Ok, lo admito ¡Me gustas!

Hoy es día de cuento y de lecciones.

Hoy me toca admitir una realidad. He hablado de jugar con personas, de estar en relaciones de amigos con derechos, de no involucrarse; y hoy vengo a seguir con el tema.

Resulta que todo debe llevar un meticuloso proceso de elección, y resulta también que a mi se me hace imposible seguirlo. Siempre he dicho que mi gaydar está dañado, pero hoy tengo que admitir que es todo mi sistema de radar, GPA, WiFi, y cualquier otro medio de información. Aparentemente soy la peor mujer del mundo, no vine con esa intuición femenina o ese instinto que me permite saber cosas “porque soy mujer”.

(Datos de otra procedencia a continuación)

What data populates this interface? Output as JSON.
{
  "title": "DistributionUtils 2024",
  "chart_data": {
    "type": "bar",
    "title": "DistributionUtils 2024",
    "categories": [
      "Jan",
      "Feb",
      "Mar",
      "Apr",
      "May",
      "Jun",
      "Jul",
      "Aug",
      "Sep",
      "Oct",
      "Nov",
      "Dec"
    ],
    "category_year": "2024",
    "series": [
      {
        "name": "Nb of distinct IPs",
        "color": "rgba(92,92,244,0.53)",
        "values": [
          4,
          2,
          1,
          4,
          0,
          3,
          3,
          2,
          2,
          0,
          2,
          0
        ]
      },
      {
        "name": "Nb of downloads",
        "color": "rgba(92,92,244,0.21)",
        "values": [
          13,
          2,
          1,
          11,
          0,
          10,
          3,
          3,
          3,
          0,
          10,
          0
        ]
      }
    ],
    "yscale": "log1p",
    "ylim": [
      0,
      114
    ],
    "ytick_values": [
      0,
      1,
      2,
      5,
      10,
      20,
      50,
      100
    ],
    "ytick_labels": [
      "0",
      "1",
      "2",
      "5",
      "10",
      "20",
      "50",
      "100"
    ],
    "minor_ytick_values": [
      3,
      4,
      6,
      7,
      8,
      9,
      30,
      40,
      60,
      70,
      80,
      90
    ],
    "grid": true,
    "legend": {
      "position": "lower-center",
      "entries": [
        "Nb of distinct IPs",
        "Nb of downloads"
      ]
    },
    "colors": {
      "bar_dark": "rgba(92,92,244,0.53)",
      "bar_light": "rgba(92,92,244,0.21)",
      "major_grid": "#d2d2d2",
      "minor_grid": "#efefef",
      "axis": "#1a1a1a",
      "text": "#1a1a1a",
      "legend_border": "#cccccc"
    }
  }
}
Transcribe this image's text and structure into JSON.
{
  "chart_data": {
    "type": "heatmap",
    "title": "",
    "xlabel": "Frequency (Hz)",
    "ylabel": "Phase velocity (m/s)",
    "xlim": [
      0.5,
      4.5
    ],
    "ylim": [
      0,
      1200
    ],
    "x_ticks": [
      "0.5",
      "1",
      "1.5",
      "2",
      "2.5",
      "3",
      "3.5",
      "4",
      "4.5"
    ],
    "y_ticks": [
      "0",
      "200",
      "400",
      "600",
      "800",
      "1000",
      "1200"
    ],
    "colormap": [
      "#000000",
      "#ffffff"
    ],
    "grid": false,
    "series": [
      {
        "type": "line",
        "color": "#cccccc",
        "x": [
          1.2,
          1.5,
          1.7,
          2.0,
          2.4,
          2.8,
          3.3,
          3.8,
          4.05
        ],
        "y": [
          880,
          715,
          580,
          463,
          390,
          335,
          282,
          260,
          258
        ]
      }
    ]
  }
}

He escrito miles de post sobre ser amigos con derechos, como este o este, pero la verdad es que hoy vengo a confesar que caí. El problema estuvo en la elección ¿Sabes cuando tomas algo de un vaso que está tapado y es diferente a lo que esperabas? Normalmente te sabe mal, luego lo entiendes, lo vuelves a probar y está mucho mejor. Bueno, yo salí a buscar algo para divertirme y me conseguí en una fiesta con un tipo que se me hizo bastante guapo, ligeramente simpático y tenía la pinta ideal de party boy con el que solo quieres jugar un rato.

Según mi intuición (que ya dijimos que no funciona) la segunda fiesta en la que lo vi fue la confirmación perfecta de eso ¡Listo! Tienes a la persona perfecta para poder divertirte y que al final del día no se te haga más que físicamente atractivo.

Y como todos saben por dónde va el camino después de eso, pues resulta que conforme más tiempo pasaba con él, sumándole además conversaciones constantes por Whatsapp, más lograba darme cuenta de lo equivocada de mi primera impresión. Sumado a una sesión de sexo increíble, donde más allá del contacto físico hubo una química que no podría negar; y una salida en la que el chico en cuestión volvió a demostrarme lo equivocada que estaba y lo fácil que es encajar con él.

Por supuesto que tiene que haber un problema: ese no era el plan.

Y no creo que ese sea el plan para él, además que siento pánico, muero del miedo cada vez que sus dedos recorren mi espalda hasta colocarse en mi cadera y acercarme a él. Me congelo cuando hemos estado en cama y me toma para acercarme. Me transformo en un ser de piedra con cero capacidad expresiva cuando me dice que o besaría a nadie frente a mi. Me tocó darme cuenta de que me encontré con alguien que comparte mis intereses, que no puede decir 2 palabras sin hacerme sonreír y que camina por mi cabeza al menos 3 veces al día.

Lo cierto es que el cuento acá va más por mi analfabetismo emocional y la forma como este ser humano, sin pensarlo, sin intentarlo y posiblemente sin quererlo, derrumbó toda barrera. Y por supuesto la estupidez de que esto venga a pasar cuando menos debe.

La verdad es que besas como nadie, y me encantaría guardarme un millón de besos más. Sé que dije que no quería un novio y tu tampoco, y la verdad es que eso tampoco es lo que necesito solo quiero saber si tu también sientes algo cuando se juntan nuestros labios, si hay el chance de que a las 2 am, cuando no puedas dormir, te cruzo por la mente. La dificultad es permitirme admitirlo, cuando pasan semanas sin verlo en persona.

Y entonces ¿Estoy sola en esto o le ha pasado a alguien más?